Improving the safety of nuclear power
New deep-learning system detects cracks in nuclear power plant infrastructure
Purdue Civil Engineering researchers have developed an automated system that detects cracks in the steel components of nuclear power plants — and it has already proven to be more accurate than its predecessors.
“Periodic inspection of the components of nuclear power plants is important to avoid accidents and ensure safe operation,” says Mohammad R. Jahanshahi, assistant professor of civil engineering. “However, current inspection practices are time-consuming, tedious and subjective because they involve an operator manually locating cracks in metallic surfaces.”
Other automatic crack detection algorithms under development often do not detect cracks in metallic surfaces because the cracks are usually small, have low contrast and are difficult to distinguish from welds, scratches and grind marks.
In 2016, Jahanshahi and his team developed a crack detection system called CRAQ that overcame these limitations by using a texture analysis approach. Subsequently, the team developed a new version of CRAQ based on an advanced algorithm and a powerful “deep learning” technique to detect cracks on steel surfaces using a convolutional neural network, data fusion, statistics and Bayesian probability. The new version significantly outperforms its predecessor.
The United States operates 99 commercial nuclear power plants, which account for about 20 percent of total U.S. electricity generation. Aging materials in the structures suffer cracking, fatigue, embrittlement of metal components, wear, erosion, corrosion and oxidation.

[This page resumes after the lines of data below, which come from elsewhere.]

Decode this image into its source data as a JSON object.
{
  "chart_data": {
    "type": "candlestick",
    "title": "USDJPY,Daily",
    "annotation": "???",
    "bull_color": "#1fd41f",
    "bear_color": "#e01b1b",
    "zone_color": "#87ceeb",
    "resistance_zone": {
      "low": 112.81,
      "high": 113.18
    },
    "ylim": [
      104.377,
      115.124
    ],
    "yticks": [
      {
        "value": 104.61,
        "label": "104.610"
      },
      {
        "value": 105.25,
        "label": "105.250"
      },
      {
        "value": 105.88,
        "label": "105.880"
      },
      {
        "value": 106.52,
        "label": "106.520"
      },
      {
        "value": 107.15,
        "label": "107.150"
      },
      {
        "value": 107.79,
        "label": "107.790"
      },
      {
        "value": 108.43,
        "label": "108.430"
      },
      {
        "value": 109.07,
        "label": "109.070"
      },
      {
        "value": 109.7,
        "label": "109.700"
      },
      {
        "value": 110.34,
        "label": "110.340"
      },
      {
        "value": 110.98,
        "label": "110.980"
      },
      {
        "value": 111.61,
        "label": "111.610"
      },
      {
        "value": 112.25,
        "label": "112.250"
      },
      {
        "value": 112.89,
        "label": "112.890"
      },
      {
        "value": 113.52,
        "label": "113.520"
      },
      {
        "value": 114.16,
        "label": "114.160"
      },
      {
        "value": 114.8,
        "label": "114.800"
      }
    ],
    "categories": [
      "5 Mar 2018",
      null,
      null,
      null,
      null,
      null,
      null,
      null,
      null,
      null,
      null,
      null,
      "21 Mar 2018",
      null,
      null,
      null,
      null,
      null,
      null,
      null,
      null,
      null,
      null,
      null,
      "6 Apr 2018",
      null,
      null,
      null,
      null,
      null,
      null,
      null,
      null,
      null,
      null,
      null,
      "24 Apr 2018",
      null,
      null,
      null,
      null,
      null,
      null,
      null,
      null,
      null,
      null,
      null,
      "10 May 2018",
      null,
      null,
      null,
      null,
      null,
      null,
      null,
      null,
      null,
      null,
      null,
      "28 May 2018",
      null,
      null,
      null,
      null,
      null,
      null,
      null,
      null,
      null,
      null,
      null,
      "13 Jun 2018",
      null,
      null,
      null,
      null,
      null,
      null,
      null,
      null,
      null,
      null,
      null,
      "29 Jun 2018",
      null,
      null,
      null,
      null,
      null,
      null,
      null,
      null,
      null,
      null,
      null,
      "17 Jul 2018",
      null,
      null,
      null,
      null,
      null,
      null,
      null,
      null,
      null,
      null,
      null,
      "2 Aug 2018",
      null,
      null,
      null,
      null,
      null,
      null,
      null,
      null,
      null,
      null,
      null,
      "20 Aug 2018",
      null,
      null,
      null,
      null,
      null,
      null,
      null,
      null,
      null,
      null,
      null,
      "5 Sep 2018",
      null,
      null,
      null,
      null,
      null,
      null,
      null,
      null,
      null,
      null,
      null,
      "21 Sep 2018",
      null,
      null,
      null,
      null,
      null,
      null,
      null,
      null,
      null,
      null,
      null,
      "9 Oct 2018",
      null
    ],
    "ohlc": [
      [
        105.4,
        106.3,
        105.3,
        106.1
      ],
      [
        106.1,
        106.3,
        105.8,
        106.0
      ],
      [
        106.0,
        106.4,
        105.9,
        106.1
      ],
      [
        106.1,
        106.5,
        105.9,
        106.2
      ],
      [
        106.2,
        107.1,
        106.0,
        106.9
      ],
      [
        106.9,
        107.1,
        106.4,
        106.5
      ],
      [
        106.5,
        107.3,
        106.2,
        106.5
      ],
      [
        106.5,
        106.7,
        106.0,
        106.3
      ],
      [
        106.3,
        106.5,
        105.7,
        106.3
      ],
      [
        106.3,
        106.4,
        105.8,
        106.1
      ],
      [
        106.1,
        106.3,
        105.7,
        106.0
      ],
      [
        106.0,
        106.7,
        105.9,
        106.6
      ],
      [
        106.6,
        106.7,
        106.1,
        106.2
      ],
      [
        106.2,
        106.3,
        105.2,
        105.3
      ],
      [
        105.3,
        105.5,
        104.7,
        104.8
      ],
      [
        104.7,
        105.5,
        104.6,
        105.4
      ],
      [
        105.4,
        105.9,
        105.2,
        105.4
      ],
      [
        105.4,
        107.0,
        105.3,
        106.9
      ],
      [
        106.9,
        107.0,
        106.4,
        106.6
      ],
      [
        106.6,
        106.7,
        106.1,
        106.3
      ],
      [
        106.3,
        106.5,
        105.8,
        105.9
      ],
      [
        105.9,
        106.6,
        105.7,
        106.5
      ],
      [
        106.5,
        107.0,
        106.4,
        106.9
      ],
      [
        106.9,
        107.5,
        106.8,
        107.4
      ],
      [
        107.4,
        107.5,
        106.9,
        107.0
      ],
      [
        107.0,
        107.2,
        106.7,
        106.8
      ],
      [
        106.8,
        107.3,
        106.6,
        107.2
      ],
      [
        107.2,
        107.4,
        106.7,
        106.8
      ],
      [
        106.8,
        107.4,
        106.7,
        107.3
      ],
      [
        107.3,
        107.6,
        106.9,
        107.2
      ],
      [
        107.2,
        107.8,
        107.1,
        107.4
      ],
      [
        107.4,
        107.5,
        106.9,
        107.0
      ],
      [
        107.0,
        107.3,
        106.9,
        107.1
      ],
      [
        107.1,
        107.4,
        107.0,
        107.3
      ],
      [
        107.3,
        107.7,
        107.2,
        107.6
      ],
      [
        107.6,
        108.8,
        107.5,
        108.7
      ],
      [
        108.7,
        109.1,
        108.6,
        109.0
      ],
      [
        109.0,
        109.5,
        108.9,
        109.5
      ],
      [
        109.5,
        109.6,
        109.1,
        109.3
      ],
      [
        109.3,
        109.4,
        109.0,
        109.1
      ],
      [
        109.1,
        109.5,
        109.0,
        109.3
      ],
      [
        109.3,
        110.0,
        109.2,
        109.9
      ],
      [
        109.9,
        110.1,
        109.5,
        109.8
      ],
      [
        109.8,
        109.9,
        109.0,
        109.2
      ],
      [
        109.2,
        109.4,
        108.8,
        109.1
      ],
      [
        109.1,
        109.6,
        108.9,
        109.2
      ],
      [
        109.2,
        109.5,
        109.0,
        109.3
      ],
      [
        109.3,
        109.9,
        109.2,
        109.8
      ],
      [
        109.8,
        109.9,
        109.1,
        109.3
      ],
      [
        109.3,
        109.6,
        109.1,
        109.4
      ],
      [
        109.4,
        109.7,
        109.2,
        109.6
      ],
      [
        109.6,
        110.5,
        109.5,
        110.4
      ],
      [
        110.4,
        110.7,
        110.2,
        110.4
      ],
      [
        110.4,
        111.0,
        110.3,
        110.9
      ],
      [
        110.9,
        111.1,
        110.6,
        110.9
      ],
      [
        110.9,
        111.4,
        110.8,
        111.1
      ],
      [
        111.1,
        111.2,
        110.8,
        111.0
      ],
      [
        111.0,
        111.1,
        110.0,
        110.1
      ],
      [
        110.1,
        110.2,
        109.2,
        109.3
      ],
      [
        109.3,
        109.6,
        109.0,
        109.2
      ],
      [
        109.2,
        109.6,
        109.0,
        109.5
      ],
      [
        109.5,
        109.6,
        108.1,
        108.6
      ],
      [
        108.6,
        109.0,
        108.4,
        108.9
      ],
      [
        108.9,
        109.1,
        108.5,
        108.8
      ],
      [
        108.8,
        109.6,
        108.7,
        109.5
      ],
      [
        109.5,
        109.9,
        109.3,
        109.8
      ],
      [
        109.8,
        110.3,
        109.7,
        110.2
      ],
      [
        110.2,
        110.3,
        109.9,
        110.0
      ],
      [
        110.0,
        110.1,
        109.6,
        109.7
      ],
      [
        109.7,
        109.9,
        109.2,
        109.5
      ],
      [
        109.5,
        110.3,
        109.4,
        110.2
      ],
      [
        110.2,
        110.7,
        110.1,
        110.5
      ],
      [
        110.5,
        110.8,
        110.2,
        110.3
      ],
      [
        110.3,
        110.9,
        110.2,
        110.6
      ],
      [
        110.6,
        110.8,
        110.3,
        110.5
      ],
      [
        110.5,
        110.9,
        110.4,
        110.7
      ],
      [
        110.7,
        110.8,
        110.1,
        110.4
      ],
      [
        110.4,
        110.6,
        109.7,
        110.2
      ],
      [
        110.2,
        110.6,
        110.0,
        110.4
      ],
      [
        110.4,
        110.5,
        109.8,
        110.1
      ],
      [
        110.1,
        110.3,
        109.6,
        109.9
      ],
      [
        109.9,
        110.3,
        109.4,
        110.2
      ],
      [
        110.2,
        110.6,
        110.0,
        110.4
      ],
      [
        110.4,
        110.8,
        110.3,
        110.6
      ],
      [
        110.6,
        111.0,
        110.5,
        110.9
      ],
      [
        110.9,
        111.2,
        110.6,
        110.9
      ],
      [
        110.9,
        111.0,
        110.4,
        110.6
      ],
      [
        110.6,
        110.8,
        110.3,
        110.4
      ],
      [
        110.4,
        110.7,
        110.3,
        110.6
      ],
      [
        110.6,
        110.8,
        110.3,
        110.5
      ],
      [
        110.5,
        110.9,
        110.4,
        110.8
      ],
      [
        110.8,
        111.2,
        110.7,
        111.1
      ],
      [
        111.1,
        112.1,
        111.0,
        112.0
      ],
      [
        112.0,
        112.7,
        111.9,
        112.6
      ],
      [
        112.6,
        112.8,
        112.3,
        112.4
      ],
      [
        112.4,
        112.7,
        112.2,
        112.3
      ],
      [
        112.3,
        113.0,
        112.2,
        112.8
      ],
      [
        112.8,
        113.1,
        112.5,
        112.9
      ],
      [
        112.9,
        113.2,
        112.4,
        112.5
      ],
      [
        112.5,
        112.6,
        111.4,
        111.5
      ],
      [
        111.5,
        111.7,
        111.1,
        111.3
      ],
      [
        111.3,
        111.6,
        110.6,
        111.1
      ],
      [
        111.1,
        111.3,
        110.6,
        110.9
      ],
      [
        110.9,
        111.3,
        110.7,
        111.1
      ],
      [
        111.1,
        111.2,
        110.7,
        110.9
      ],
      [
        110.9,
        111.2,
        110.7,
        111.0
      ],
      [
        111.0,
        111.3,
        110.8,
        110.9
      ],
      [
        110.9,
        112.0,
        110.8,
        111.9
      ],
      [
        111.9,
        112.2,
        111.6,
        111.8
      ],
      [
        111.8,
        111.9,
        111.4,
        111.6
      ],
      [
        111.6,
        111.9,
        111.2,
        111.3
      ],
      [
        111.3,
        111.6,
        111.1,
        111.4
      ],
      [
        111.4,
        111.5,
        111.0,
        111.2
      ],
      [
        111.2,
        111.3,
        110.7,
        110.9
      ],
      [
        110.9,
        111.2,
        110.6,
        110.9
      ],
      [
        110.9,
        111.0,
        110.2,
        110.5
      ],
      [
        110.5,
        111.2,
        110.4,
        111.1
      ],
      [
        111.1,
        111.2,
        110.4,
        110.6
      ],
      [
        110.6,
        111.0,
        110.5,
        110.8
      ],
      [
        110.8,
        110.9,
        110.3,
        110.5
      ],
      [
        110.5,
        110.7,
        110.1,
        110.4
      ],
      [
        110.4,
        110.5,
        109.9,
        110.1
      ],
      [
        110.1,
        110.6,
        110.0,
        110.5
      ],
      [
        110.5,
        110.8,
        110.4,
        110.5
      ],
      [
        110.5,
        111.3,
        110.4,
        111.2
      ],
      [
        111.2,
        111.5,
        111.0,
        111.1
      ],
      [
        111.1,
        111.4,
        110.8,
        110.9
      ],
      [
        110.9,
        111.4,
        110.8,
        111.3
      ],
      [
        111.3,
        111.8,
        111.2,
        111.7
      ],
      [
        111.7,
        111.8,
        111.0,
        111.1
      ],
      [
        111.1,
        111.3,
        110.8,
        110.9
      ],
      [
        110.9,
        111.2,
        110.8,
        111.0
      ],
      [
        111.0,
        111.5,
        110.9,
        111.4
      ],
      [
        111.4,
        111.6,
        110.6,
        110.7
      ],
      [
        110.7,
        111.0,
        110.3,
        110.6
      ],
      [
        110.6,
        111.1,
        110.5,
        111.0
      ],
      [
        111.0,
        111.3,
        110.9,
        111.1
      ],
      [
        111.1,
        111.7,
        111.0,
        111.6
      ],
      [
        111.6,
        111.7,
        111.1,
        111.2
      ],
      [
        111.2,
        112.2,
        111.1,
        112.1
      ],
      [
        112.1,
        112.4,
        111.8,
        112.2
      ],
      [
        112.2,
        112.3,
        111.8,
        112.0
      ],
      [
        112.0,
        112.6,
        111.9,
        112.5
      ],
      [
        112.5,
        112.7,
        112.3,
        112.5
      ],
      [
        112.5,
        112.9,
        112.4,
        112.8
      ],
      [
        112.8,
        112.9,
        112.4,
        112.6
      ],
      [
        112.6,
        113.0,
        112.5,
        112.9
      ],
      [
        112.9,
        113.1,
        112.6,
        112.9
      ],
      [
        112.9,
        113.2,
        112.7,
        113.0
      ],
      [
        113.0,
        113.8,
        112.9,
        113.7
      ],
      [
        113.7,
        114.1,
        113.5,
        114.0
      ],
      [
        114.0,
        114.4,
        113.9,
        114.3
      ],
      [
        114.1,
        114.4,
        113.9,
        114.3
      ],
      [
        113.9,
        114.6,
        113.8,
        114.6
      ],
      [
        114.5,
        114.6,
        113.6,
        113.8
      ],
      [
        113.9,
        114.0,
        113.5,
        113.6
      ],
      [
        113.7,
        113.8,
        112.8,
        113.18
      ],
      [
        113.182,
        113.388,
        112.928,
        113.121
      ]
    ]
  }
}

“Cracking is an important factor in aging degradation that may cause leaking and result in hazardous incidents,” Jahanshahi says. “For instance, the Millstone Nuclear Power Station in Connecticut had an accident in 1996 that was caused by a leaking valve, and the accident cost $254 million. In 2010, the Vermont Yankee Nuclear Power Plant had an accident where deteriorating underground pipes leaked radioactive tritium into groundwater supplies, resulting in $700 million in damage.”
The inspection process is challenging because nuclear reactors are submerged in water to maintain cooling. In addition, other automated crack-detection systems typically are designed for processing single images, whereas the new method processes multiple video frames, providing more robust results. Findings show the Purdue system outperformed two others under development.
The system assigns “confidence levels,” assessing whether the detected cracks are real and provides color-coded confidence levels. The processing procedure takes about a minute.
The researchers have filed a patent application through the Purdue Research Foundation’s Office of Technology Commercialization. The work was supported in part under a contract with the Electric Power Research Institute, an independent, nonprofit energy and environmental research organization.